US Combat Veterans Not Alone with Brain Injuries

Military researchers are learning more about traumatic brain injury.

Tens of thousands of American combat veterans returning home from Iraq and Afghanistan with undiagnosed brain injuries often were "thrown into a canyon" -- falling deeper into despair and sometimes flirting with suicide or addiction -- before trying to get help, according to a Johns Hopkins University study.

Written by Rachel P. Chase, Shannon A. McMahon and Peter J. Winch, researchers at the Baltimore university's Department of International Health, the study published in the December issue of Social Science and Medicine builds on previous work at Johns Hopkins. That work uncovered tens of thousands of undiagnosed and untreated brain injuries stemming from improvised explosive devices, or IEDs, the signature wound of America's 21st-century wars.

Innovations in body and vehicular armor saved the lives of troops who likely would have died of blast injuries in past wars, but survivors often had higher risk of memory loss, cognitive struggles, mood disorders, migraine headaches, addiction, insomnia and suicide.

The Johns Hopkins researchers conducted 38 in-depth interviews in 2013 and 2014 with Army combat veterans and their family members, and a model emerged: Veterans too often played down their wounds but became detached from friends and family. Many denied their downward spiral until a "wake-up call" forced them to seek help from Pentagon and Department of Veterans Affairs programs.

Aid could be difficult to obtain, however, without documentation that other soldiers obtained after 2007 because of better battlefield and post-deployment screening protocols.
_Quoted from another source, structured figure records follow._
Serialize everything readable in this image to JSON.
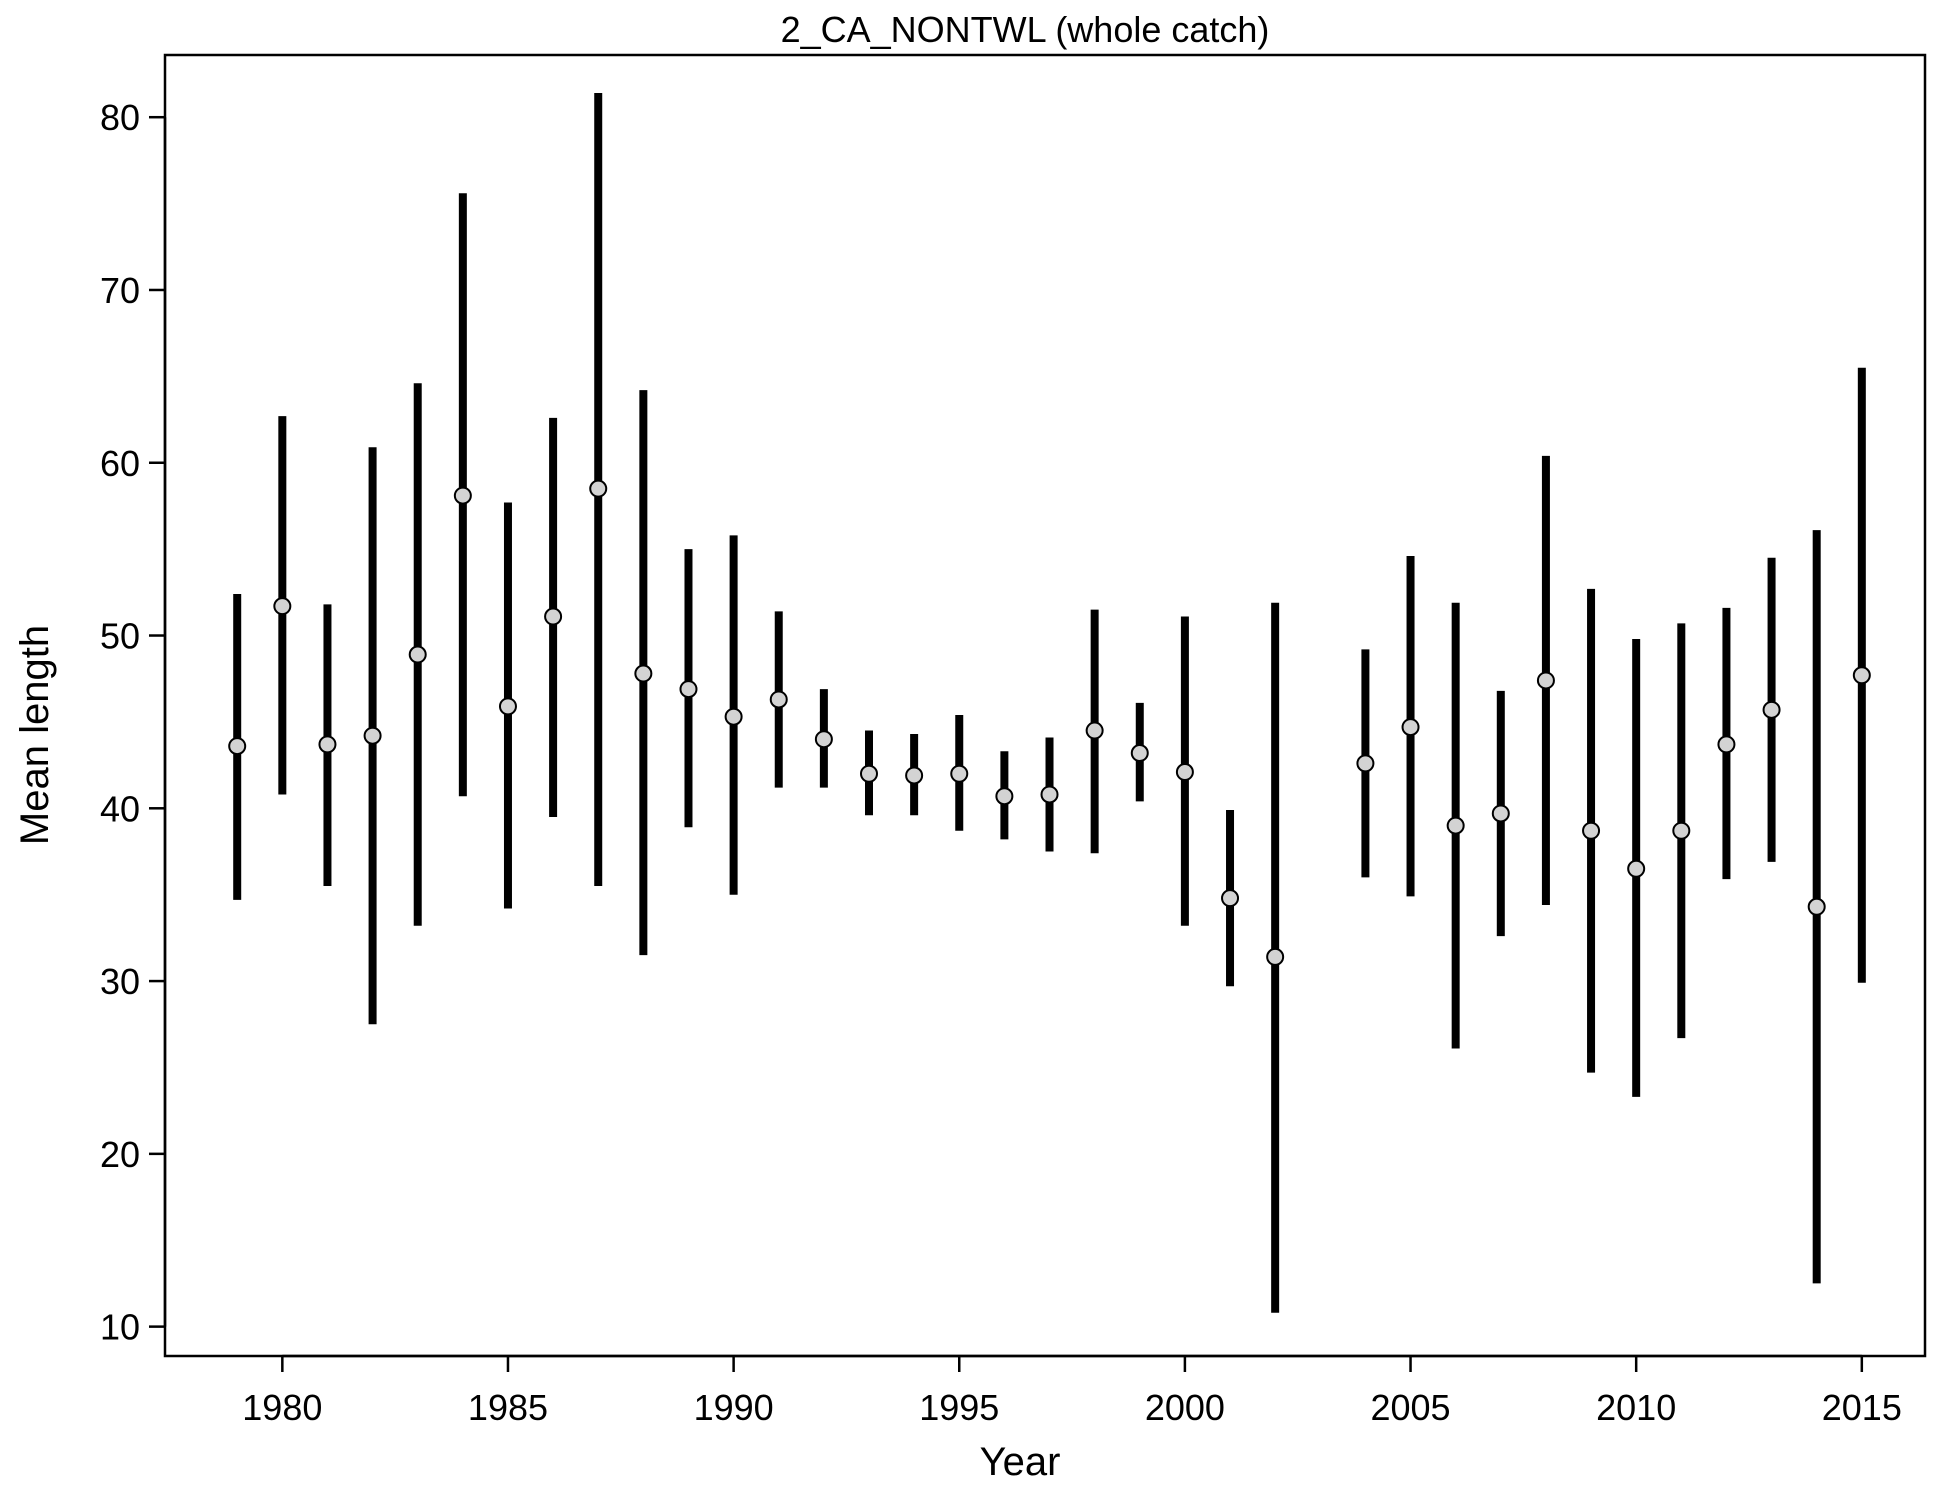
{
  "chart_data": {
    "type": "scatter",
    "title": "2_CA_NONTWL (whole catch)",
    "xlabel": "Year",
    "ylabel": "Mean length",
    "xlim": [
      1977.4,
      2016.4
    ],
    "ylim": [
      8.3,
      83.6
    ],
    "x_ticks": [
      1980,
      1985,
      1990,
      1995,
      2000,
      2005,
      2010,
      2015
    ],
    "y_ticks": [
      10,
      20,
      30,
      40,
      50,
      60,
      70,
      80
    ],
    "grid": false,
    "marker_fill": "#d3d3d3",
    "line_color": "#000000",
    "series": [
      {
        "points": [
          {
            "x": 1979,
            "y": 43.6,
            "lo": 34.7,
            "hi": 52.4
          },
          {
            "x": 1980,
            "y": 51.7,
            "lo": 40.8,
            "hi": 62.7
          },
          {
            "x": 1981,
            "y": 43.7,
            "lo": 35.5,
            "hi": 51.8
          },
          {
            "x": 1982,
            "y": 44.2,
            "lo": 27.5,
            "hi": 60.9
          },
          {
            "x": 1983,
            "y": 48.9,
            "lo": 33.2,
            "hi": 64.6
          },
          {
            "x": 1984,
            "y": 58.1,
            "lo": 40.7,
            "hi": 75.6
          },
          {
            "x": 1985,
            "y": 45.9,
            "lo": 34.2,
            "hi": 57.7
          },
          {
            "x": 1986,
            "y": 51.1,
            "lo": 39.5,
            "hi": 62.6
          },
          {
            "x": 1987,
            "y": 58.5,
            "lo": 35.5,
            "hi": 81.4
          },
          {
            "x": 1988,
            "y": 47.8,
            "lo": 31.5,
            "hi": 64.2
          },
          {
            "x": 1989,
            "y": 46.9,
            "lo": 38.9,
            "hi": 55.0
          },
          {
            "x": 1990,
            "y": 45.3,
            "lo": 35.0,
            "hi": 55.8
          },
          {
            "x": 1991,
            "y": 46.3,
            "lo": 41.2,
            "hi": 51.4
          },
          {
            "x": 1992,
            "y": 44.0,
            "lo": 41.2,
            "hi": 46.9
          },
          {
            "x": 1993,
            "y": 42.0,
            "lo": 39.6,
            "hi": 44.5
          },
          {
            "x": 1994,
            "y": 41.9,
            "lo": 39.6,
            "hi": 44.3
          },
          {
            "x": 1995,
            "y": 42.0,
            "lo": 38.7,
            "hi": 45.4
          },
          {
            "x": 1996,
            "y": 40.7,
            "lo": 38.2,
            "hi": 43.3
          },
          {
            "x": 1997,
            "y": 40.8,
            "lo": 37.5,
            "hi": 44.1
          },
          {
            "x": 1998,
            "y": 44.5,
            "lo": 37.4,
            "hi": 51.5
          },
          {
            "x": 1999,
            "y": 43.2,
            "lo": 40.4,
            "hi": 46.1
          },
          {
            "x": 2000,
            "y": 42.1,
            "lo": 33.2,
            "hi": 51.1
          },
          {
            "x": 2001,
            "y": 34.8,
            "lo": 29.7,
            "hi": 39.9
          },
          {
            "x": 2002,
            "y": 31.4,
            "lo": 10.8,
            "hi": 51.9
          },
          {
            "x": 2004,
            "y": 42.6,
            "lo": 36.0,
            "hi": 49.2
          },
          {
            "x": 2005,
            "y": 44.7,
            "lo": 34.9,
            "hi": 54.6
          },
          {
            "x": 2006,
            "y": 39.0,
            "lo": 26.1,
            "hi": 51.9
          },
          {
            "x": 2007,
            "y": 39.7,
            "lo": 32.6,
            "hi": 46.8
          },
          {
            "x": 2008,
            "y": 47.4,
            "lo": 34.4,
            "hi": 60.4
          },
          {
            "x": 2009,
            "y": 38.7,
            "lo": 24.7,
            "hi": 52.7
          },
          {
            "x": 2010,
            "y": 36.5,
            "lo": 23.3,
            "hi": 49.8
          },
          {
            "x": 2011,
            "y": 38.7,
            "lo": 26.7,
            "hi": 50.7
          },
          {
            "x": 2012,
            "y": 43.7,
            "lo": 35.9,
            "hi": 51.6
          },
          {
            "x": 2013,
            "y": 45.7,
            "lo": 36.9,
            "hi": 54.5
          },
          {
            "x": 2014,
            "y": 34.3,
            "lo": 12.5,
            "hi": 56.1
          },
          {
            "x": 2015,
            "y": 47.7,
            "lo": 29.9,
            "hi": 65.5
          }
        ]
      }
    ]
  }
}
"When veterans came to me before the study, there was so much uncertainty. They told me that they thought that they 'were alone' when they came home, but these actually were shared experiences. Their symptoms were very similar, so a picture of their lives post-blast exposure needed to be modeled," said Chase, who has a doctorate in international health from Johns Hopkins.

Veterans with the best outcomes typically had spouses who prodded them to get help or lived near a respected clinic that specialized in brain injury care or one that boasted an exceptionally good medical provider, "even within a reportedly low-functioning facility," researchers found.

The study found that veterans exposed to another bomb blast after 2010 -- when the military increased its efforts to diagnose and treat every brain injury from war or training -- often had better outcomes than those who were not wounded again.

Chase credited such post-2010 help to an evolving "social dynamic" within the military. Commanders now make sure troops get screened for potential concussions and are more likely to keep them out of training or off the battlefield until doctors clear them, she said.

The bigger problem is the "no, not, never code" that GIs adopt to deny exposure to blasts because they don't want to abandon their buddies in the fight and the bureaucratic red tape that continues to ensnare combat veterans who often display symptoms that could apply not just to traumatic brain injury, or TBI, but other invisible wounds of war, such as post-traumatic stress disorder, known as PTSD, according to Chase.

"One of the vets in the study told us what it was like," she said. "You go to one clinic, and they tell you, 'Oh, that's TBI.' Then you go to another clinic, and they say, 'No, that's PTSD.' Back and forth and you're still untreated."

A more detailed exploration of the study's findings is slated for 2016 in Military Medicine, the flagship journal for health care providers serving the Defense Department, the VA and the U.S. Public Health Service.

"For health providers, our study gives you a way to talk about the problem with the family, to show them that this isn't unusual and that there is hope for the veterans," Chase said.